Example 39 is a non-transitory, tangible, computer-readable storage medium encoded with instructions that, when executed, cause a processing unit to perform a method comprising: receiving, from a first minicontroller included in a first node, with a baseboard management controller, a first communication; and receiving, from a second minicontroller included in a second node, with the baseboard management controller, a second communication, wherein the baseboard management controller manages the first and second nodes through communication with the first and second minicontrollers.

In Example 40, the medium of Example 39 can optionally include the feature of the method further comprising: communicating, with the first minicontroller, by the baseboard management controller, using a system management bus or Ethernet interface.

In Example 41, the medium of any one of Examples 39-40 can optionally include the feature that the baseboard management controller includes a Pooled System Management Engine.

In Example 42, the medium of any one of Examples 39-41 can optionally include the feature of the method further comprising: selecting, by the baseboard management controller, an interface to accommodate a keyboard, video, or a mouse.
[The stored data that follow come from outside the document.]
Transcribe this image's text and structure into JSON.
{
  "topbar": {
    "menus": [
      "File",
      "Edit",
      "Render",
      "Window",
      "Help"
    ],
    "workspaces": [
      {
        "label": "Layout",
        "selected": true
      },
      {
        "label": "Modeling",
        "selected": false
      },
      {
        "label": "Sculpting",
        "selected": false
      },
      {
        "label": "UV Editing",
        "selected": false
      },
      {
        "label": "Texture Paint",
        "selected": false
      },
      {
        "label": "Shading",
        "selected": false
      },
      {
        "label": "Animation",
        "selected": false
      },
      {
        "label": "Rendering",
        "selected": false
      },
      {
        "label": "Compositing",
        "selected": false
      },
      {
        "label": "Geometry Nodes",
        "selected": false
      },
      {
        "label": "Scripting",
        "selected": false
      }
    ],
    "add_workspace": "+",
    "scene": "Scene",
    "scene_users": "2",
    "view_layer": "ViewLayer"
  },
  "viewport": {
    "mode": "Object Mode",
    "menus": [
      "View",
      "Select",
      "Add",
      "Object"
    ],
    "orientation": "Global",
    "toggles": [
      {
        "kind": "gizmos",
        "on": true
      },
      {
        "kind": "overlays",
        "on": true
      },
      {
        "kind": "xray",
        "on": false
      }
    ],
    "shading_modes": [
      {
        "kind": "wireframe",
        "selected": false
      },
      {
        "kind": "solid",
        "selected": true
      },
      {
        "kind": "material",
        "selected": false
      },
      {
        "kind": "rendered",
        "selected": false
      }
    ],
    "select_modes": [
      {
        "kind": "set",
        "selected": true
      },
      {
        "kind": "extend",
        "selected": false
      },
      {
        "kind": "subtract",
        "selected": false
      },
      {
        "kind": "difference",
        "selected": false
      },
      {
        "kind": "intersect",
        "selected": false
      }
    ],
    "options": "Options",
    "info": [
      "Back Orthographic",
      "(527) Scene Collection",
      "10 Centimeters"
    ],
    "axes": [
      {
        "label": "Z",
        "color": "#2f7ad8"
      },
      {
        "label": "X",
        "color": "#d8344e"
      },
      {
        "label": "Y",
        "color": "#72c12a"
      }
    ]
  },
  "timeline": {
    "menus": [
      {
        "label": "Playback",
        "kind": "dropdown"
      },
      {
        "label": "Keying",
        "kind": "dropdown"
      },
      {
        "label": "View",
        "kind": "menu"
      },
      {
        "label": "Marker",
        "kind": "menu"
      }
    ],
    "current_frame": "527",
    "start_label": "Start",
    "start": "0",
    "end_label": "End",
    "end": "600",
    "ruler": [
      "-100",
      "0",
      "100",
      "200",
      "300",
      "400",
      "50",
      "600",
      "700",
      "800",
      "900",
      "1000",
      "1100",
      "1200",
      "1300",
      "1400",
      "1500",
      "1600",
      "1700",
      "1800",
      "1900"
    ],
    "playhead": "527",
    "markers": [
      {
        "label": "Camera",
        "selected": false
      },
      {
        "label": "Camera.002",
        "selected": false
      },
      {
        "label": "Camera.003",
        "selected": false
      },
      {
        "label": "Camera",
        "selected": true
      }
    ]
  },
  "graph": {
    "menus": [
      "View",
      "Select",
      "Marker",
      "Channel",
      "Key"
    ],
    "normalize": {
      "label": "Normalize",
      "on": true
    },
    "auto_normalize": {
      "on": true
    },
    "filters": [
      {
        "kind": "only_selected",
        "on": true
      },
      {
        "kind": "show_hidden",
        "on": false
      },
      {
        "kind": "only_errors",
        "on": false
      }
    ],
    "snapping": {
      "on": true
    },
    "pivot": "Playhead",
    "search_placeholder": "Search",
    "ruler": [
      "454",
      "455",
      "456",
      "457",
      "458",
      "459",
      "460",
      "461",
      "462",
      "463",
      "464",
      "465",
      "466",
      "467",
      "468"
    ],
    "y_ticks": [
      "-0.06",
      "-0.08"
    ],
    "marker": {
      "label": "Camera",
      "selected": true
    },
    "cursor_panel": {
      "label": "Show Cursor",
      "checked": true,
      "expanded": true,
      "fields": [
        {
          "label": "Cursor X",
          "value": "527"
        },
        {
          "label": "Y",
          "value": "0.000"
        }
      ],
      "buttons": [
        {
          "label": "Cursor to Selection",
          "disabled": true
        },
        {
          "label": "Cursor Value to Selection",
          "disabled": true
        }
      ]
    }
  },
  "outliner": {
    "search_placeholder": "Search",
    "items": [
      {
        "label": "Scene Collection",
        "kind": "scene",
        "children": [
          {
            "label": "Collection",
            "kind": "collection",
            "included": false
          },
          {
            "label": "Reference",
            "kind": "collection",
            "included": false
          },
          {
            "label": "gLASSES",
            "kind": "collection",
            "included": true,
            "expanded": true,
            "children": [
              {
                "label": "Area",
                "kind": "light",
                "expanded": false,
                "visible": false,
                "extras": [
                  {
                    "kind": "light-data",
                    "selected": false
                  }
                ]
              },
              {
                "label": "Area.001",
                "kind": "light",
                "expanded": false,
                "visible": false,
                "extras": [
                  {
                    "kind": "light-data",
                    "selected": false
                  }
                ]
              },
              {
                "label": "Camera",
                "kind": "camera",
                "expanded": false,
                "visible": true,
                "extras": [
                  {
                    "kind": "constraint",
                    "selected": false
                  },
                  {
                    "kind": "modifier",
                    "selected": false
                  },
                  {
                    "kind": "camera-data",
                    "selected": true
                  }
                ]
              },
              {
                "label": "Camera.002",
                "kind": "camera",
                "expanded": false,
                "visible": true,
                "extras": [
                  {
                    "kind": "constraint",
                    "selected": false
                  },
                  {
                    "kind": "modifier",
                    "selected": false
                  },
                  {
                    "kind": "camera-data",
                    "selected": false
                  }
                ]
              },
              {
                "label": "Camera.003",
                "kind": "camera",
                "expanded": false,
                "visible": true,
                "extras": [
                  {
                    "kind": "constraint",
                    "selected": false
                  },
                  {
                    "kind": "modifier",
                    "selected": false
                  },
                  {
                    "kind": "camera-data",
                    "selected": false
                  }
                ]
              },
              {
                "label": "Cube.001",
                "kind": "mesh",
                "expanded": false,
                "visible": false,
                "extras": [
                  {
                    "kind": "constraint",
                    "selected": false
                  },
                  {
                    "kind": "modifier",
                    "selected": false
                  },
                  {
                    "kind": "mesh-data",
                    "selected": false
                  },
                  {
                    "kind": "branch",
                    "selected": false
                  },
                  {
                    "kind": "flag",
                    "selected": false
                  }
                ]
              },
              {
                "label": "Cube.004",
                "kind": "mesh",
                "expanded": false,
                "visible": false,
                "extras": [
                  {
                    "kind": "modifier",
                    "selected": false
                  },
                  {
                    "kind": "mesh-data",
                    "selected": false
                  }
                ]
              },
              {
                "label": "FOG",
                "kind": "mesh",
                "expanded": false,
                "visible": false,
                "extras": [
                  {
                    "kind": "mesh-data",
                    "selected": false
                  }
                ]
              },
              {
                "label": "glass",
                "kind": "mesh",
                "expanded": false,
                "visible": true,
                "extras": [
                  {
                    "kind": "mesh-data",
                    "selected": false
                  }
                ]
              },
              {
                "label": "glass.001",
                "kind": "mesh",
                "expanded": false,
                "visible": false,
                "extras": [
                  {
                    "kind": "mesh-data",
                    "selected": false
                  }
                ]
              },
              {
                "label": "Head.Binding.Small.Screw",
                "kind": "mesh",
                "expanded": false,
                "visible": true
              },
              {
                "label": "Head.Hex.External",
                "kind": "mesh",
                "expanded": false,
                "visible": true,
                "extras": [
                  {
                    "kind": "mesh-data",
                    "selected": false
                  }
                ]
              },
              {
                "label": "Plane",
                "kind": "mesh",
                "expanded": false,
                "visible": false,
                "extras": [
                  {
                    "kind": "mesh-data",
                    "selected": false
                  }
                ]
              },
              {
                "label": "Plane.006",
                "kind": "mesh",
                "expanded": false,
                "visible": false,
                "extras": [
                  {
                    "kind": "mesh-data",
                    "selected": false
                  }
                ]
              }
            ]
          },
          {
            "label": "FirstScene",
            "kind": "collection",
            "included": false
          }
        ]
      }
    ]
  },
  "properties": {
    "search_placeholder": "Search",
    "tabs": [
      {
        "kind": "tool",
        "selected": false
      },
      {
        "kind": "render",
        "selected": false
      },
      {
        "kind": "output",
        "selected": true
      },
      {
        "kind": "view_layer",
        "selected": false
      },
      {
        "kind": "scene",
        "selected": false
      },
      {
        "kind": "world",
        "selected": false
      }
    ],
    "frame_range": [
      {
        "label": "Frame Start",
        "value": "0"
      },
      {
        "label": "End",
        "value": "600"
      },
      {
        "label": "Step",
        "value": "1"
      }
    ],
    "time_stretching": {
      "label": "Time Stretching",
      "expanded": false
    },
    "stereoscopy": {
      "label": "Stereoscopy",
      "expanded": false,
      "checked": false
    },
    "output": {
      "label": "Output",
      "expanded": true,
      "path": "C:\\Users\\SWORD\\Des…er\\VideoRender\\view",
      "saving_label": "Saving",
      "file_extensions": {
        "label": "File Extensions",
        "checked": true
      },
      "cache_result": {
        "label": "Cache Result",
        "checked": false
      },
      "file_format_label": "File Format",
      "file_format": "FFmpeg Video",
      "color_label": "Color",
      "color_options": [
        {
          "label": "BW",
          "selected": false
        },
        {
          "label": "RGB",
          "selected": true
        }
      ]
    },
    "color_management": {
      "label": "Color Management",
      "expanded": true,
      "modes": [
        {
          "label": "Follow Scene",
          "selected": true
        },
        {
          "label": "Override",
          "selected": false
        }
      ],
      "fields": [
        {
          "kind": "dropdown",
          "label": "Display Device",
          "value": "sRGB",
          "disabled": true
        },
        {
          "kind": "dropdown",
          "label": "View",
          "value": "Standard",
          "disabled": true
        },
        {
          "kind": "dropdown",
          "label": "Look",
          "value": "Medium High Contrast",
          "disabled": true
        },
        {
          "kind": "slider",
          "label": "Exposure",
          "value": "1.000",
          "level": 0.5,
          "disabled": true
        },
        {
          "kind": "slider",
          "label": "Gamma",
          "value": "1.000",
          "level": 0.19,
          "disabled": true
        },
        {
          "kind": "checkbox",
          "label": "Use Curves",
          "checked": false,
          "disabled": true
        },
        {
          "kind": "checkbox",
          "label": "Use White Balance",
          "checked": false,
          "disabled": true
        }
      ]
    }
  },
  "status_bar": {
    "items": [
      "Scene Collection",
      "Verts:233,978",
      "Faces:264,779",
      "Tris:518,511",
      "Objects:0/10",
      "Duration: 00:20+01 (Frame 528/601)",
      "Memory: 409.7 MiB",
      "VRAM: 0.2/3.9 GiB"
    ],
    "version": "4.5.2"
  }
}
In Example 43, the medium of any one of Examples 39-42 can optionally include the features of the method further comprising: receiving, from the first minicontroller, an indication that the first node is overheating; and operating a fan included in the second node, based on a determination that the first node is overheating.

In Example 44, the medium of Example 43 can optionally include the feature of the method further comprising: determining, by the baseboard management controller, that the first node is located closer to a bottom of a rack than the second node.

In Example 45, the medium of any one of Examples 39-44 can optionally include the feature of the method further comprising: receiving, from a sensor included in the first node, an indication that the first node has been inserted into a rack.

In Example 46, the medium of any one of Examples 39-45 can optionally include the feature that the first node and the second node are on a same sled.

In Example 47, the medium of any one of Examples 39-46 can optionally include the feature that the first node is a compute node or a storage node.

In Example 48, the medium of any one of Examples 39-47 can optionally include the feature that the first minicontroller and the second minicontroller are not baseboard management controllers.

In Example 49, the medium of any one of Examples 39-48 can optionally include the feature that the first minicontroller and the baseboard management controller share data to perform a job defined by a service level agreement (SLA).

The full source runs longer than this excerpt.